如梦之令 生死之映
——评音乐诗剧《如梦令》
作者:虞山张维
一
要理解《如梦令》,须先理解“映照”。
映照不是比喻,不是修辞,而是一种存在方式。当亚平将紫阳毛尖用冷水冲泡,置于张瑾墓前,那一刻发生的,便是一次映照——茶水缓缓渗出甘甜,如同记忆从时间的罅隙中渗出。生者与逝者,在此共饮同一杯茶。诗中反复叩问:“为什么是泡茶,而不是别的?”因为茶是唯一能在死后重新“活过来”的事物。江南的绿茶,釆摘至嫩芽,抄制后变灰褐色,但在沸水中又舒展如新生,像一次微型的轮回。剧场中看到那幕品茶的戏,真正触动我们的,恐怕不只是情节,而是时间本身的质地:生命在另一个时空回来,以另一种形态。这便是映照的第一层:物映照心,生映照死。
诗中最锋利处,是那些被切掉一角的设问。落日是什么味道,尖叫是什么味道,风被切掉一角又是什么味道。这是在用语言的刀刃,去触碰那个不可触碰的缺席——一个朋友死了。死亡,是她走了,世界从此少了一个角。你的宇宙不再完整,而你甚至无法说出这个缺口是什么味道。诗人偏要去说,偏要为这无名的丧失寻找感官的确证。这不是修辞的游戏,这是哀悼者最痛切的诚实:我不能替你死,我甚至不能替你疼,但我至少要尝一口你留下的空。于是每一句“是什么味道”都是一次俯身的啜饮,饮的是虚无,品的却是那个人的余温。
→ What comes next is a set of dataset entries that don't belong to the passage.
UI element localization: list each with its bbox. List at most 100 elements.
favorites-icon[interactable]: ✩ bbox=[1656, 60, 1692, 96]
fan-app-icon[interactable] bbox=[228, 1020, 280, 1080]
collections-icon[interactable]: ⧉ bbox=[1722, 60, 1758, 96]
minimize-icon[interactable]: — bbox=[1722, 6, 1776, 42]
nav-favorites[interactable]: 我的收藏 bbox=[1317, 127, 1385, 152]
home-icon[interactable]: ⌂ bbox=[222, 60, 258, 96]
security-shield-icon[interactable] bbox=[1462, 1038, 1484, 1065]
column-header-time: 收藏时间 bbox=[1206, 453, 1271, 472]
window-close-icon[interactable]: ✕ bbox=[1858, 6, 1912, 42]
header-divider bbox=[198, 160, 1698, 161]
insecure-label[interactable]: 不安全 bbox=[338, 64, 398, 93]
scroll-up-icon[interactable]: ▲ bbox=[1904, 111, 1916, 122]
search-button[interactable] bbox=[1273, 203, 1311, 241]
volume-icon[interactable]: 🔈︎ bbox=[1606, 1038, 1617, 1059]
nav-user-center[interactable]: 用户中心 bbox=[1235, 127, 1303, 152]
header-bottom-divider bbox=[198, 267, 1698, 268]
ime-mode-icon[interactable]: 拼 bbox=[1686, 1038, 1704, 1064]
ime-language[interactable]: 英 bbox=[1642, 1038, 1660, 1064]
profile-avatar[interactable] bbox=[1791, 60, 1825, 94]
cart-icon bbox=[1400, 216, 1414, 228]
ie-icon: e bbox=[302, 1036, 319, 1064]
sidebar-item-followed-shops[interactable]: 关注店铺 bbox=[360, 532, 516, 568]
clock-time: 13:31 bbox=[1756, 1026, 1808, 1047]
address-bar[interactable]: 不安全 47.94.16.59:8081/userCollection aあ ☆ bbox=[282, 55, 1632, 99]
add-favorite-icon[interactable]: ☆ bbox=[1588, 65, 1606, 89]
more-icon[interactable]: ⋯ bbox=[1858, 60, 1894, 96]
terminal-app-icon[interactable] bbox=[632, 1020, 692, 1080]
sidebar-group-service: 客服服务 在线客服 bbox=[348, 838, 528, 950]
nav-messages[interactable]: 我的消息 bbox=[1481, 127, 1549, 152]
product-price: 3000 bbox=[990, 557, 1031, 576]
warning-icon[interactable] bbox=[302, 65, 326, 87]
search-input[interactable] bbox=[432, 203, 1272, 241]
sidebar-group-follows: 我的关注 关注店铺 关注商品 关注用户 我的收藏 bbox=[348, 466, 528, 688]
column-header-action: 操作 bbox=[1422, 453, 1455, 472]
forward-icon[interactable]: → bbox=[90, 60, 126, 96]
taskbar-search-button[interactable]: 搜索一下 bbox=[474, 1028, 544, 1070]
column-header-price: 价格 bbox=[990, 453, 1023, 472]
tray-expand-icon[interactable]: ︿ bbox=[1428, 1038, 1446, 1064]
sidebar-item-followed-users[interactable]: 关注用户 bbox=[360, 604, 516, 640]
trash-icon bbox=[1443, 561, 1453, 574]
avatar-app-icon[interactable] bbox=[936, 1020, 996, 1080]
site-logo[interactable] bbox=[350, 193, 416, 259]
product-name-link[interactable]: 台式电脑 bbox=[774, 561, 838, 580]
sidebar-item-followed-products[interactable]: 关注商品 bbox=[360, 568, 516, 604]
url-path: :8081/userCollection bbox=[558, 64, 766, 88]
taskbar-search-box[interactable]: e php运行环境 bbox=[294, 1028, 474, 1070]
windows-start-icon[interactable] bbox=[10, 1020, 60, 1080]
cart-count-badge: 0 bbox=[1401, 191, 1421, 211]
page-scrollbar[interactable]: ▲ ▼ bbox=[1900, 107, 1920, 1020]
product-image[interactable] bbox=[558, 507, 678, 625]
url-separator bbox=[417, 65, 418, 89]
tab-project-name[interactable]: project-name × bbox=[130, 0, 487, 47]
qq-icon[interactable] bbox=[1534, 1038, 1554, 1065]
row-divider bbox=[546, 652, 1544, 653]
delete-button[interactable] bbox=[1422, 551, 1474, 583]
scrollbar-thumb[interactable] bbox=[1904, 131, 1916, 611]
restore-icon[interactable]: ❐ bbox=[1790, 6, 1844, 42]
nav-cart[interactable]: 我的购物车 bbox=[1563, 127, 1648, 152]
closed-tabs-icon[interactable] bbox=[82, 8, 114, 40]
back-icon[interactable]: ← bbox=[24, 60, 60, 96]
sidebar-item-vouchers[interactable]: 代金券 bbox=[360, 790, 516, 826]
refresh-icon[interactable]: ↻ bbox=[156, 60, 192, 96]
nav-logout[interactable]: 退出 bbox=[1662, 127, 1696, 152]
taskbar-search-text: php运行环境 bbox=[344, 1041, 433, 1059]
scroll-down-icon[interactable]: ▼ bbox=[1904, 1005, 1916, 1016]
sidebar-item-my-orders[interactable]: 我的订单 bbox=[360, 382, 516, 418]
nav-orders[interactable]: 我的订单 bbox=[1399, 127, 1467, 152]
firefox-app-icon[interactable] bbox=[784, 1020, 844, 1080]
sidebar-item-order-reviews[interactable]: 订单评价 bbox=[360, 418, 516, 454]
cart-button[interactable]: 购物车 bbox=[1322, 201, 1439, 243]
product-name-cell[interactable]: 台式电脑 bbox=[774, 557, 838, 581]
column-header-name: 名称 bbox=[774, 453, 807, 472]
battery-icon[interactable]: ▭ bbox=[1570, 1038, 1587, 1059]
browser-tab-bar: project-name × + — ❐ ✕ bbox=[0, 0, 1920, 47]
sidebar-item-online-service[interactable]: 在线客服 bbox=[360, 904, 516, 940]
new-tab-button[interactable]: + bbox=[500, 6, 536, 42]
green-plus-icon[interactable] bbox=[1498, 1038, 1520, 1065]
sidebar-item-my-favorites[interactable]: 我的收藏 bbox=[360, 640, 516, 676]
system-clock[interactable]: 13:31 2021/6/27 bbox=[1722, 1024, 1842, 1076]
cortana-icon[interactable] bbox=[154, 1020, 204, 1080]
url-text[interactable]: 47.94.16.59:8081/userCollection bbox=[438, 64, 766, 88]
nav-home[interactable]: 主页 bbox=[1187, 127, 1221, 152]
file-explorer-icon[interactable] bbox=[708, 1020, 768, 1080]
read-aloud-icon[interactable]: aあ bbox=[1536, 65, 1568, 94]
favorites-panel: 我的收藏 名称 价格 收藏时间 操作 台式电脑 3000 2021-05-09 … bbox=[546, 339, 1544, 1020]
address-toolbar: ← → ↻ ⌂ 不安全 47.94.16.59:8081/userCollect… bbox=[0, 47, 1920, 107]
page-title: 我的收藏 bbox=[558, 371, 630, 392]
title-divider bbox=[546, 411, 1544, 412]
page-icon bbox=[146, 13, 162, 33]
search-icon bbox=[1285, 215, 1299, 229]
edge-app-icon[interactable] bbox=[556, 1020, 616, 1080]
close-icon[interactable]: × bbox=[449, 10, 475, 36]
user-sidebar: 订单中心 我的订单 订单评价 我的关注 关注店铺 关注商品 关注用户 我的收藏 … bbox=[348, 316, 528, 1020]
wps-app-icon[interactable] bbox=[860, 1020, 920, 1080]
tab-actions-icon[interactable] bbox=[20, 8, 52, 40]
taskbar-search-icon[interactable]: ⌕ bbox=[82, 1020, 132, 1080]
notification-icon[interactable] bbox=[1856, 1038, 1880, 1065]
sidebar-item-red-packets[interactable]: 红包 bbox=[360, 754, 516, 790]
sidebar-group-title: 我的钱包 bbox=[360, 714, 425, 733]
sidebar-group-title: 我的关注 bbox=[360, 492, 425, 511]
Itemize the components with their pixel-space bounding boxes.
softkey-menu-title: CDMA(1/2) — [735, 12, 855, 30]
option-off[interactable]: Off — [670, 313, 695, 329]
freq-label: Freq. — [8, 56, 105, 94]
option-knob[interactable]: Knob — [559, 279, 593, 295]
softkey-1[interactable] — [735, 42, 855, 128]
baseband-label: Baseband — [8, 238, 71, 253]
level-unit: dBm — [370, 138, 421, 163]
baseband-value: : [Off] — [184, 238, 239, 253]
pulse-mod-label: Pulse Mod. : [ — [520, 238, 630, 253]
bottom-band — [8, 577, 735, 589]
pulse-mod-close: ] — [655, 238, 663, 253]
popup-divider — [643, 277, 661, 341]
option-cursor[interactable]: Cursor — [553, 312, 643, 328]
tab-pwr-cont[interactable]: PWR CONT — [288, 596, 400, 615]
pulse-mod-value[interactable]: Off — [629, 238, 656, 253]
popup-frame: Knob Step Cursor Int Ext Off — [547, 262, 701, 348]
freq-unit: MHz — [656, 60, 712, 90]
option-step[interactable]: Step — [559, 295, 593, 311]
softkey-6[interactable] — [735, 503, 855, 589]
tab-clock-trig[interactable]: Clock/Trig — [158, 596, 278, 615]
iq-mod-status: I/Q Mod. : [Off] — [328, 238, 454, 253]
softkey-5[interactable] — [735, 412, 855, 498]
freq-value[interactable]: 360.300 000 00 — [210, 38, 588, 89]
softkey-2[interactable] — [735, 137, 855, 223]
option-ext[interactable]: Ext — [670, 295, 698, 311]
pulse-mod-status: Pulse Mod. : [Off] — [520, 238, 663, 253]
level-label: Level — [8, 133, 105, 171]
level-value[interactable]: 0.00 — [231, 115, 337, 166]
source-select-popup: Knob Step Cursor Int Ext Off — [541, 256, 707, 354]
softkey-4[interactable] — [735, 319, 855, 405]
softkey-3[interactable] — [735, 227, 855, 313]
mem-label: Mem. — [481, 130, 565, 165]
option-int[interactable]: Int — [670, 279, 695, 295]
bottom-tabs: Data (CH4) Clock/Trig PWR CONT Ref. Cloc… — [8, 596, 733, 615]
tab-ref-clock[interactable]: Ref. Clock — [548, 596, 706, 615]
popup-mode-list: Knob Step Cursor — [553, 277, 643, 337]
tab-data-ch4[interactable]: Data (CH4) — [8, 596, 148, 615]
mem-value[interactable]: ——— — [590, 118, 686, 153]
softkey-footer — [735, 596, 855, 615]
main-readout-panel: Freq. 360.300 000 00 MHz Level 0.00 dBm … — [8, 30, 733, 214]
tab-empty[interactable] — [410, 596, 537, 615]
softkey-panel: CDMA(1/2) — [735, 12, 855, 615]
“这是一种映照,映照你也映照我,映照物也映照心,映照生前也映照死后。”这不是并列,是递进。从人与人的映照,到心与物的映照,到生与死的映照——映照层层深入,直到最后,映照本身成为唯一真实的东西。活着的人,在死者的镜中照见自己;死去的人,在生者的记忆里继续呼吸。诗中说“我们就被宿命的水/映照在今天语言的褶皱上”,语言本身也成了映照的介质。文字不再是符号,是水面,生者和逝者隔着水面相见,波纹是他们的对话。
二
然后要说“如梦”。
“如梦令”这三个字,庄周梦蝶是它的根,梁祝化蝶是它的枝,《金刚经》的“梦幻泡影”是它的叶。但老贺的《如梦令》不是哲学的演绎,是肉身的一次赴死与归来。庄周梦见自己化蝶,醒来后不知自己是庄周还是蝴蝶——这是“如梦”的原型困惑。但《如梦令》把它推向了更深的深渊:不是我是谁,而是你在哪里?你死了,我活着,但当你一次次出现在我的梦中、我的文字中、我泡茶的手势中时,究竟是我梦见了你,还是我正在你的梦里?诗中的“隐生”就是这种悬置状态的化身——他是被写出的,又是未被写出的;他是虚构的,又是比现实更真实的。他“从文字的杂草中赶到人生的渭水边”,他被“插入”,被“唤醒”,被“虚构”,他是死者,也是生者,是所有人对所有人的记忆。庄子的困惑在这里变成了一首悼亡诗的引擎:梦不再是真假的悬疑,而是生死之间的唯一通道。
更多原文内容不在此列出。